Однако, при реализации полностью анонимной кольцевой подписи, возникала вероятность (очень высокая) двойной траты монет, в связи с чем в качестве примитива была взята т.н. связывающая анонимность (linkable anonymity), которая реализовывалась через механизм одноразового ключа (т.е. при создании каждой новой транзакции групповой ключ изменяется).

По сути так, хотя конечно стоит отметить что в реализации CryptoNote использовалась другая схема эллиптических кривых (EdDSA вместо ECDSA, как следствие использовалась эллиптическая кривая с другим уравнением и т.д.).

Анонимности добились, а что с конфиденциальностью? RingCT в помощь

Знаете, как бывает: вроде все есть, а чего-то не хватает.

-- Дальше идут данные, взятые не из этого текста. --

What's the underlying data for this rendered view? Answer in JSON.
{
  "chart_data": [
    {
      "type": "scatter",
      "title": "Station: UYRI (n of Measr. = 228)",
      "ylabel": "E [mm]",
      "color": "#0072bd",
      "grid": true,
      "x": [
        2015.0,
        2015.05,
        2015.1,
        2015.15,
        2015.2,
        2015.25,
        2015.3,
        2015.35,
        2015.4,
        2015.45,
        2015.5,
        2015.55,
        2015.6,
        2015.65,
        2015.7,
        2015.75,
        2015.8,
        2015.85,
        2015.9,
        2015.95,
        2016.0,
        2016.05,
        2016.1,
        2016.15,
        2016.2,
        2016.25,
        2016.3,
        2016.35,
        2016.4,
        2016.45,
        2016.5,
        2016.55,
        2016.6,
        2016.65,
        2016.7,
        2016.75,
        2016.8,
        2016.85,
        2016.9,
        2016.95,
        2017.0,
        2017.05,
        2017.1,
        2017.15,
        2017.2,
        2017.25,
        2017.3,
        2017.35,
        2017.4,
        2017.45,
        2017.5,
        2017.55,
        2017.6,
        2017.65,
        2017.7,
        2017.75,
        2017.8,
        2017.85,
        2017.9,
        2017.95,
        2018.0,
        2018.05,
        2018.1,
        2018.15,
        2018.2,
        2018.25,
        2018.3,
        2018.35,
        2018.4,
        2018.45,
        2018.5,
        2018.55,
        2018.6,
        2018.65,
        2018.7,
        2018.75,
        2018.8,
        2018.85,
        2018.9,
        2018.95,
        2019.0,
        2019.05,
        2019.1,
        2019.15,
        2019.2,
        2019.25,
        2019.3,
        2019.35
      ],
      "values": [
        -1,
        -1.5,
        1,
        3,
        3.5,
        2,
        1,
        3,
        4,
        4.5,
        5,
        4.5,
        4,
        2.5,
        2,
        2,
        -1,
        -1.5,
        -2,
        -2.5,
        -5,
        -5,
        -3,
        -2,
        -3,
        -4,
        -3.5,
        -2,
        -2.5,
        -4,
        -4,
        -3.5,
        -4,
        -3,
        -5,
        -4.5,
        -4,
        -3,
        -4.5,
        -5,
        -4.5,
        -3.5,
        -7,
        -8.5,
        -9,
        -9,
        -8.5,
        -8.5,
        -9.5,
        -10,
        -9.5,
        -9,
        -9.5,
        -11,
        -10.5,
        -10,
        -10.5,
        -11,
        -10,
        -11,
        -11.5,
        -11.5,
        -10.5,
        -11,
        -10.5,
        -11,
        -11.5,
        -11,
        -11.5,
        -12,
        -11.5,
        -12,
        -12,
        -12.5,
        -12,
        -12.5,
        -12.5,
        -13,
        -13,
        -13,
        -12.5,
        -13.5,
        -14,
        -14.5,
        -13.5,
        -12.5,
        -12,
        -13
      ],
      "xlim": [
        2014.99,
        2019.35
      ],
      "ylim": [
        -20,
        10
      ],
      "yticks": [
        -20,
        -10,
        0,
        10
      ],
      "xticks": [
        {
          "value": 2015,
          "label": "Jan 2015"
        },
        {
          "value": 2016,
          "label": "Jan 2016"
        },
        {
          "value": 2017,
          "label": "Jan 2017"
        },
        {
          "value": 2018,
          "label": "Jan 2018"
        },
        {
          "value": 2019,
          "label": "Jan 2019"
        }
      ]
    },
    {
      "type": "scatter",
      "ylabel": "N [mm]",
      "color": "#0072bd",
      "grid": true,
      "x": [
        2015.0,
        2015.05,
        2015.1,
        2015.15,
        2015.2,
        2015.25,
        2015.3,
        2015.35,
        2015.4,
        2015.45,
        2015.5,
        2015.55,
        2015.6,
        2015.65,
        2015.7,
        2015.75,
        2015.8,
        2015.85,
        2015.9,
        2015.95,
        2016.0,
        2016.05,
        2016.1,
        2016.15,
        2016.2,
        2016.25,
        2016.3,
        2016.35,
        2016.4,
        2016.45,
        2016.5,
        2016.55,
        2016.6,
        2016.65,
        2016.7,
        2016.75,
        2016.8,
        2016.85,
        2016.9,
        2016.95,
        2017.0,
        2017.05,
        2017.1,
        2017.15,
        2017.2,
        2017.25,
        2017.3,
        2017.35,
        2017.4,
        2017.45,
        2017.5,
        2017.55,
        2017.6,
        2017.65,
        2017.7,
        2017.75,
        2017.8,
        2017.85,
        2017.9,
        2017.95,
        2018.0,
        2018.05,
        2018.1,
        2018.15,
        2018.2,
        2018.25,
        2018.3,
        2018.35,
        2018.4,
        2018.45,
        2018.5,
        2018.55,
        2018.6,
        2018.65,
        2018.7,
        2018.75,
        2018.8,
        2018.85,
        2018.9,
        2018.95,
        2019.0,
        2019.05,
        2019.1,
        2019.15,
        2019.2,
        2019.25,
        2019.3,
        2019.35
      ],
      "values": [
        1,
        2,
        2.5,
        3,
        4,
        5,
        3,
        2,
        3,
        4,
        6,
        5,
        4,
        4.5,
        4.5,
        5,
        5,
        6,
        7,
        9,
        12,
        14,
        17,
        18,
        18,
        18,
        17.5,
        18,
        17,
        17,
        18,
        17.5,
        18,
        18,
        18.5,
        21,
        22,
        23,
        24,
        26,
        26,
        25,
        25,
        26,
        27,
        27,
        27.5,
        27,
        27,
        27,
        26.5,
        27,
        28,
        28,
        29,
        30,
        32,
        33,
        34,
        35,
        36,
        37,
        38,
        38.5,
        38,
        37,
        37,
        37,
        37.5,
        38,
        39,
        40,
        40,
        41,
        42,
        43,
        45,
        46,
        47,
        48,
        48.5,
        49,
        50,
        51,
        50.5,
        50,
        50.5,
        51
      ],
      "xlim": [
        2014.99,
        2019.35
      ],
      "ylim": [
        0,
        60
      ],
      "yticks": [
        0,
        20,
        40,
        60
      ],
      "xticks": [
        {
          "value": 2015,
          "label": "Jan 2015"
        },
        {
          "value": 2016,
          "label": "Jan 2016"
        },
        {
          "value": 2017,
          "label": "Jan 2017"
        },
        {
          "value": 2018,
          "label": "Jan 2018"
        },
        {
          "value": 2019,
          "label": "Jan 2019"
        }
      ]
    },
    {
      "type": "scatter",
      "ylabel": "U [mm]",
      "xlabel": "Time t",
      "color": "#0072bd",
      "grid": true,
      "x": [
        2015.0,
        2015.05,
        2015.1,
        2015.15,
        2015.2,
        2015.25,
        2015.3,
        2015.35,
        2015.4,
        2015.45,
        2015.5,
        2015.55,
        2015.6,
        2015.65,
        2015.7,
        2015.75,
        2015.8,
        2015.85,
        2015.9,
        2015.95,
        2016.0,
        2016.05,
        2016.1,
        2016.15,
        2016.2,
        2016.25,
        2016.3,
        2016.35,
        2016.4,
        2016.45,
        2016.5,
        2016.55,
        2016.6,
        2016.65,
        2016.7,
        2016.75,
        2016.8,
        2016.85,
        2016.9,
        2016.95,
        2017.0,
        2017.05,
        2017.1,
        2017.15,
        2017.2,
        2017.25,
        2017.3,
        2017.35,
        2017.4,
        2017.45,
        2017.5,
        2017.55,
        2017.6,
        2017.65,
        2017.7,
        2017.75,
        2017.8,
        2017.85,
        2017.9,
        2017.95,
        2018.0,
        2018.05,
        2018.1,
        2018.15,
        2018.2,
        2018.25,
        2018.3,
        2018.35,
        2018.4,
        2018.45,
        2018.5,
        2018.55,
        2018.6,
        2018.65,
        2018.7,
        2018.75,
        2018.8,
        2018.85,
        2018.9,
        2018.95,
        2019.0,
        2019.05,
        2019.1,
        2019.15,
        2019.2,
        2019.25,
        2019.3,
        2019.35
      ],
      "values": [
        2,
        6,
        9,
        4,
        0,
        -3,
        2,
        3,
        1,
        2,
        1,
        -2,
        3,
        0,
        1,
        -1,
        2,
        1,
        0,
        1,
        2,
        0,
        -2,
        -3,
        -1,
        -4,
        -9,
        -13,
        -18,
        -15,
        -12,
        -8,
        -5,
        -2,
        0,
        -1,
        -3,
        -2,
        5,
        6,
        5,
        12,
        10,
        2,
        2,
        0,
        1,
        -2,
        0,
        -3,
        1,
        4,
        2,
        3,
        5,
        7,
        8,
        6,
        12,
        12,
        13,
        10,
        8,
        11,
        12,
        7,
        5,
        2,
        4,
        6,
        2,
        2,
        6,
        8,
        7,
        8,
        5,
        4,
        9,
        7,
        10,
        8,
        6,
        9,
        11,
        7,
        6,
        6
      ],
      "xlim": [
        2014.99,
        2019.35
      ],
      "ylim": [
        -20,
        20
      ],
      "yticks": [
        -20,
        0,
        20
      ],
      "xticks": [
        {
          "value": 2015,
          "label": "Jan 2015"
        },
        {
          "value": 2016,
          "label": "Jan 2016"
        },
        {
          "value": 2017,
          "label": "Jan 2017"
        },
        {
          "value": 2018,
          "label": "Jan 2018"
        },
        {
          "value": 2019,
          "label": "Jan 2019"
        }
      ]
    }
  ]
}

Проблема с оригинальным CryptoNote протоколом была в том, что балансы пользователей не были скрыты, и, таким образом, можно было проанализировать блокчейн и деанонимизировать членов группы, подписавших транзакцию. Дополнительная проблема со скрытием балансов заключается в том, что при простом шифровании балансов нельзя достигнуть консенсуса по тому, не произведены ли монеты из воздуха (и не произошла ли двойная трата).

Для решения данной проблемы разработчиком Шеном Ноезером из Monero Research Lab было предложено использование Обязательства Педерсена (Pederson Commitment), которое позволяет доказывающему сделать расчет обязательства по сумме, не раскрывая её и будучи не в состоянии её изменить. Короткое пояснение из Monero Wiki:

Если создаются выходы с зашифрованными суммами, включая выход для получателя и выход со сдачей, который уходит обратно к отправителю, и зашифрованная комиссия за проведение транзакции равна сумме входов, которые тратятся, то транзакция является действительной, и подтверждается, что Monero создаются не из воздуха.

Таким образом, удается получить кольцевую конфиденциальную транзакцию (отсюда название). И, спросит любознательный читатель, что на этот раз не так?

Проблема собственно одна, но двоякая. С одной стороны, с RingCT увеличивается размер транзакции, что не лучшим образом сказывается на масштабируемости и комиссиях за транзакции. Кроме этого, опять же, ввиду большого размера подписи, ограничивается число возможных подписчиков n. Так, значение n в официальном программном обеспечении кошелька Monero составляет от 5 до 20. В результате анонимность отправителя для RingCT1.0 составляет самое большее 1 из 20.